Mathematical models, such as information gain, correlation coefficient scores, chi-square tests, and recursive feature elimination algorithms, among others, will be applied in the data of the two previous levels. The aim of this process is to identify the most important characteristics to be used as inputs for ANN construction (Setiono and Liu Citation1997; Kwak and Choi Citation2002). As this step is related to the training of the ANN, the data processed are those relevant to training, which are characterized as ‘important’. Notably, these data are associated, for example, with high-quality metrics. In addition, even the ‘non-important’ input features can be selected. Markedly, ANNs have the capability to isolate and avoid using or using only a part of such data that are not related to the set output.

Level 4: Architecture and parameterization

In this step, the ANN architecture is being selected and parameterized. A different ANN will be used for each individual target group (patients, clinicians, stakeholders/organizations/scientific communities). Furthermore, the parameterization will be dependent on the ANN model/s of choice, while ANN characteristics will be selected, such as size, training algorithms, iterations, and definition of criteria for the stop of training.

Level 5: Training

This is performed using data from Levels 1 and 2, being selected at Level 3. Firstly, during this process, the ANN ‘learns’ from the data inserted, while, simultaneously, can incorporate knowledge on unknown data, i.e., data not included in the training set, a characteristic so-called ‘generalization’ (Haykin Citation1999).

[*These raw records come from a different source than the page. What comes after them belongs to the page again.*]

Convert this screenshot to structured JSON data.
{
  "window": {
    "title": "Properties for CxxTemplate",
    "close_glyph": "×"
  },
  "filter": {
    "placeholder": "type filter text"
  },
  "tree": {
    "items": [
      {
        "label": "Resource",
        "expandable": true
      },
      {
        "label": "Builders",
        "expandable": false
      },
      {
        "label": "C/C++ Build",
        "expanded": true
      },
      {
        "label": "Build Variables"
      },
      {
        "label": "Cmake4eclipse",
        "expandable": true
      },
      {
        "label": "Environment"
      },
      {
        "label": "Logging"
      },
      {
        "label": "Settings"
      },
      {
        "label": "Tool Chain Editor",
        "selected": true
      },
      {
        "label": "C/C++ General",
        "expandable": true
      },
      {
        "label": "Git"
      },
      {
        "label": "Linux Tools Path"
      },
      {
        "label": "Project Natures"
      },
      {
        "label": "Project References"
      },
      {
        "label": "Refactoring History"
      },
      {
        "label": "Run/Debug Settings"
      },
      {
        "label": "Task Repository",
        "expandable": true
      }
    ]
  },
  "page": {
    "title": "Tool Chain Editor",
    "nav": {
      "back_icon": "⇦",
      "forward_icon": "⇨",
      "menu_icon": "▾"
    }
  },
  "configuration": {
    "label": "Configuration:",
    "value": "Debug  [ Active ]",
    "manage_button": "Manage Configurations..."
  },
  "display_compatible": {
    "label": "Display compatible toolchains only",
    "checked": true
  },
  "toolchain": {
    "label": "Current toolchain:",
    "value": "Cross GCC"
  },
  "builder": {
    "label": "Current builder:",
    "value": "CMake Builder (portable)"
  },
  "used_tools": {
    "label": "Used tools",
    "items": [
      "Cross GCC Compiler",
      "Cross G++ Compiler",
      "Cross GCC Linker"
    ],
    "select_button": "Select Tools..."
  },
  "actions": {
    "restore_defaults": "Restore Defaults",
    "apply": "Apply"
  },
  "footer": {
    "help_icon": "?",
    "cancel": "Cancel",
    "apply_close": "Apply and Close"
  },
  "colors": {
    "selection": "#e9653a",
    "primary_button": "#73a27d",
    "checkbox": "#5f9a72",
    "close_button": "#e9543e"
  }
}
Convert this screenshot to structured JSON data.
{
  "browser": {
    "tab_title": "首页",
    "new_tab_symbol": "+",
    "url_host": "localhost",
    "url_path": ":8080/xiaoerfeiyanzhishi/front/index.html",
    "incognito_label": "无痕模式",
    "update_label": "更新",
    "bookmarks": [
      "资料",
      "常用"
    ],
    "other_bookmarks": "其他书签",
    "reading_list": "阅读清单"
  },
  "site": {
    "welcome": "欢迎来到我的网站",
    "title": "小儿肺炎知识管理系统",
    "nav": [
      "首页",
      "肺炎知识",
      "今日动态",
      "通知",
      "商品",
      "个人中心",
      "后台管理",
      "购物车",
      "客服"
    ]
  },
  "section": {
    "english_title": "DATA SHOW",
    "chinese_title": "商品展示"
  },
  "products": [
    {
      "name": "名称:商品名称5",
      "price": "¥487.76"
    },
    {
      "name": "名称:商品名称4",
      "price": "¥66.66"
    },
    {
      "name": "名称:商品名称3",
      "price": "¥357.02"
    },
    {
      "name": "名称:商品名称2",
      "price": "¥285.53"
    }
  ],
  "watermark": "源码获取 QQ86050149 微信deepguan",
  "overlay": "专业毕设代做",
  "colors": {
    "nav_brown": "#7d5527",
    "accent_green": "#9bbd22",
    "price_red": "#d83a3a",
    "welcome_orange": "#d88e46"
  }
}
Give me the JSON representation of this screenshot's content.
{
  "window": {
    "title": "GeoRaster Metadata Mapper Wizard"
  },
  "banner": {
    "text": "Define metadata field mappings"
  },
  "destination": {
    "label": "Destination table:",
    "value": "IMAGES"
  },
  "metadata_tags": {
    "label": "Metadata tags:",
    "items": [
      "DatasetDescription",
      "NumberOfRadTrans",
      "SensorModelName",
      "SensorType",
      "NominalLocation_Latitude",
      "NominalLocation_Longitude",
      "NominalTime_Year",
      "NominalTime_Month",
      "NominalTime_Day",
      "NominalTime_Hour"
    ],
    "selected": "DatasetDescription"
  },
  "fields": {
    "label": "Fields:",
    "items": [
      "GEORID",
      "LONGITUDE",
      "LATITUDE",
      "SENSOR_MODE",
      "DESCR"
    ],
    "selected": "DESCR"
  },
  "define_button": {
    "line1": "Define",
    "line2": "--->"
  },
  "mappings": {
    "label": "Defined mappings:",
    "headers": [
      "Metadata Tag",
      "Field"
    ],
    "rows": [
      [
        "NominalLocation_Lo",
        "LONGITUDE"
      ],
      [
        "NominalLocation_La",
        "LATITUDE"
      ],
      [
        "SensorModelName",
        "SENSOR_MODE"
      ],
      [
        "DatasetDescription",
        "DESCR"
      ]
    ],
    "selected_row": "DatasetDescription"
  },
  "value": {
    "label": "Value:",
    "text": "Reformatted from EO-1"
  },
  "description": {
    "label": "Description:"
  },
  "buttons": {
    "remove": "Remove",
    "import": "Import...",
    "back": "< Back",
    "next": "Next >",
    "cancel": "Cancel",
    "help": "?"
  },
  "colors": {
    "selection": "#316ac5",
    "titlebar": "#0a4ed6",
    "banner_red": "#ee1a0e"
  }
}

Secondly, the proposed ANN would have a ‘cyclic nature and function’, i.e., the system should be able to be trained again to accumulate new knowledge and/or adjust existing knowledge from previous training processes, a process so-called ‘continual learning’ (Parisi et al. Citation2019; Zeng et al. Citation2019).

Level 6: Operation – refinement

The trained ANN system will be used in an operational manner (routine) for evaluating research quality, separately for each individual target group. In addition, data collection will be continually renewed via automated searches, with subsequent extraction of new data, which will – probably replace the initial selected, based on low-performance indices of the ANN and new groups interested – and inserted. Thus, new training cycles can be performed during the operational period, in an attempt to develop and refine the system. Importantly, in this level, the user input is expected to ‘judge’ the ANN performance, serving as a guide to refine its training (https://doi.org/10.1097/MD.0000000000006612). In addition, further information will be gathered from the patients themselves, as a supplementary form of feedback, in an effort to refine the accuracy of the system. At this point, standardized criteria of effectiveness should be applied in order to avoid subjective interpretations and contradictory results.

Discussion

In the field of research, a construction of such an AI model, based on a supervised learning ANN could assist stakeholders, clinicians, and patients to guide conducting the best quality of research. For example, an adequate input data set could be composed of all the above-mentioned parameters and be complemented by feature extraction and selection algorithms. Both selection of the appropriate ANN model and definition of its parameters and characteristics, along with the evaluation of the system performance, would subsequently depend on the target population that the information will be addressed to. Thus, the inputs are the characteristics gathered from various sources indicated, such as bibliometrics, altmetrics, and quality assessment tools and the outputs are the final target addressed for stakeholders, clinicians, and patients. Finally, the training and self-adaptation of the system would depend on the target group that will be used for and the questions posed. The final aim is to obtain a robust AI-assisted way of judging and thus leading research.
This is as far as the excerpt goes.